Rio de Janeiro's Prefeitura confirmed earlier this year that its central digital document repository, managed through the Instituto Municipal de Urbanismo Pereira Passos on Rua Heitor Beltrão in Tijuca, had accumulated hundreds of thousands of duplicate image files — scanned maps, planning permits, infrastructure photographs and census documents that had been uploaded multiple times across at least four separate digitisation drives since 2009. The problem did not emerge overnight.
The redundancy issue matters now because the city is mid-way through a R$47 million urban data modernisation contract, approved by the Câmara Municipal in late 2024, that depends on a clean, indexed archive. Duplicate images inflate storage costs, slow retrieval times and, more critically, create version-control chaos when planners in neighbourhoods like Santa Teresa or Jacarepaguá pull permit records and cannot tell which scan is the authoritative copy.
How the Backlog Built Up
The roots stretch back to 2009, when the city's Arquivo Geral in the Centro district launched its first mass-scanning campaign for 19th-century cadastral maps of the port zone. That effort used a proprietary file-naming convention. Three years later, a separate initiative under the Secretaria Municipal de Habitação adopted a different metadata standard to digitise favela regularisation documents in complexes including Rocinha and Complexo do Alemão. Neither system talked to the other.
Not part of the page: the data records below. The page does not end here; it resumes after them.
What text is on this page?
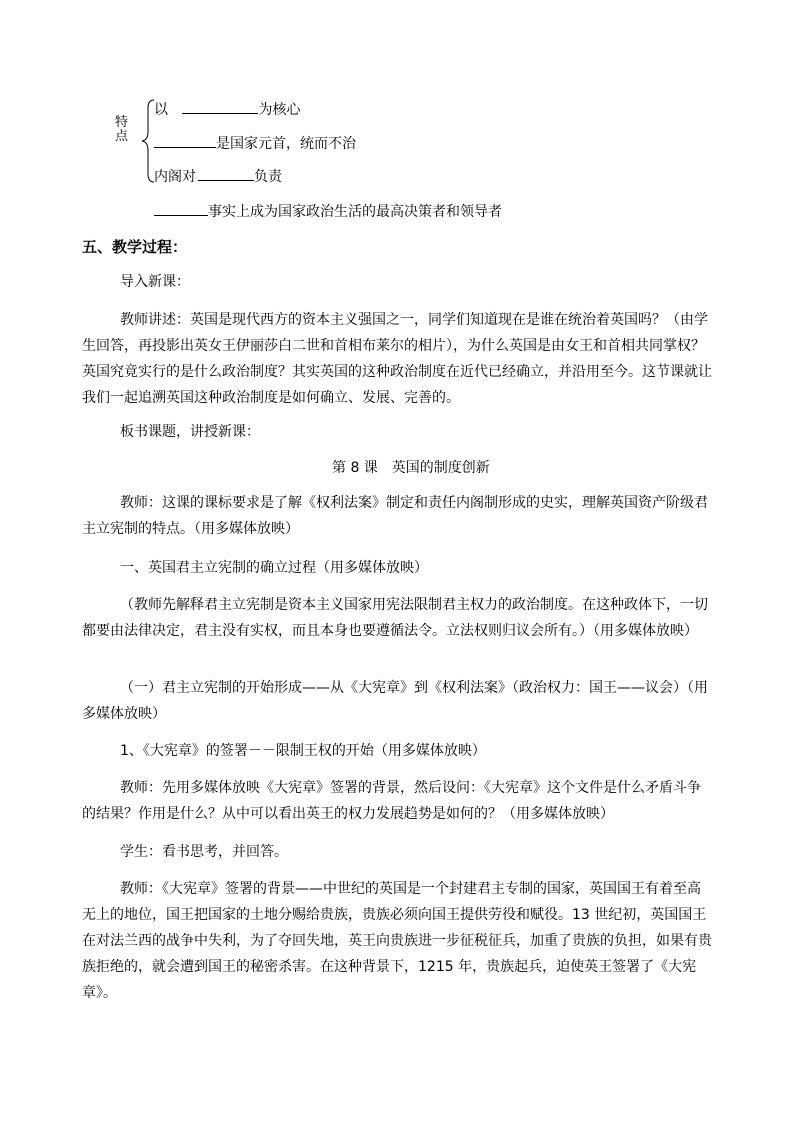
特
点
以	为核心
是国家元首，统而不治
内阁对	负责
事实上成为国家政治生活的最高决策者和领导者
五、教学过程：
导入新课：
教师讲述：英国是现代西方的资本主义强国之一，同学们知道现在是谁在统治着英国吗？（由学生回答，再投影出英女王伊丽莎白二世和首相布莱尔的相片），为什么英国是由女王和首相共同掌权？英国究竟实行的是什么政治制度？其实英国的这种政治制度在近代已经确立，并沿用至今。这节课就让我们一起追溯英国这种政治制度是如何确立、发展、完善的。
板书课题，讲授新课：
第 8 课　英国的制度创新
教师：这课的课标要求是了解《权利法案》制定和责任内阁制形成的史实，理解英国资产阶级君主立宪制的特点。（用多媒体放映）
一、英国君主立宪制的确立过程（用多媒体放映）
（教师先解释君主立宪制是资本主义国家用宪法限制君主权力的政治制度。在这种政体下，一切都要由法律决定，君主没有实权，而且本身也要遵循法令。立法权则归议会所有。）（用多媒体放映）
（一）君主立宪制的开始形成——从《大宪章》到《权利法案》（政治权力：国王——议会）（用多媒体放映）
1、《大宪章》的签署－－限制王权的开始（用多媒体放映）
教师：先用多媒体放映《大宪章》签署的背景，然后设问：《大宪章》这个文件是什么矛盾斗争的结果？作用是什么？从中可以看出英王的权力发展趋势是如何的？（用多媒体放映）
学生：看书思考，并回答。
教师：《大宪章》签署的背景——中世纪的英国是一个封建君主专制的国家，英国国王有着至高无上的地位，国王把国家的土地分赐给贵族，贵族必须向国王提供劳役和赋役。13 世纪初，英国国王在对法兰西的战争中失利，为了夺回失地，英王向贵族进一步征税征兵，加重了贵族的负担，如果有贵族拒绝的，就会遭到国王的秘密杀害。在这种背景下，1215 年，贵族起兵，迫使英王签署了《大宪章》。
Between 2016 and 2019, two more rounds of scanning occurred — one tied to the post-Olympics audit of public works contracts in Barra da Tijuca, another driven by a federal transparency mandate that required municipalities above one million residents to publish infrastructure images online. Each round ingested files from the previous round as if they were new source material, creating layered duplicates. By the time a technical audit was commissioned in March 2025, preliminary counts placed the duplication rate for certain planning-permit image folders above 60 percent.
The Pereira Passos institute has publicly acknowledged the situation in budget documentation submitted to the city council. The institute's 2025 annual report, a public document, described the archive as containing overlapping datasets that required deduplication before the new urban data platform could be fully operational. No specific cleanup deadline was stated in that report.
The Deduplication Push and What Comes Next
The current remediation effort centres on a phased review. The first phase, covering scanned material related to the Porto Maravilha redevelopment zone along Avenida Rodrigues Alves, was scheduled for completion by June 2026. Technical staff are using hash-comparison tools to flag identical image files regardless of filename or upload date, then routing flagged items to archivists for manual confirmation before deletion.
The second phase will address favela urbanisation records, the largest single category of duplicate material. This is politically sensitive: these documents underpin land-titling processes in communities across the Zona Norte and Zona Oeste, and any error in the deduplication step could affect a household's legal standing over a property.
For residents and journalists trying to access public planning documents through the Carioca Digital portal, the practical advice is straightforward: when retrieving scanned permits or map files, check the upload metadata for the most recent version and cross-reference the document number against the original paper registry, which the Arquivo Geral on Rua Amoroso Lima in the Centro district maintains separately. Until the deduplication work is certified complete — a milestone the Prefeitura has not publicly dated — the digital archive should be treated as a working draft rather than a definitive record.
The broader lesson, visible in similar cleanup efforts undertaken by Bogotá's city government and Lisbon's Arquivo Municipal in recent years, is that digitisation without interoperability standards creates a different kind of administrative burden. Rio spent more than a decade scanning its past. It is now spending a significant portion of its current technology budget scanning the scans.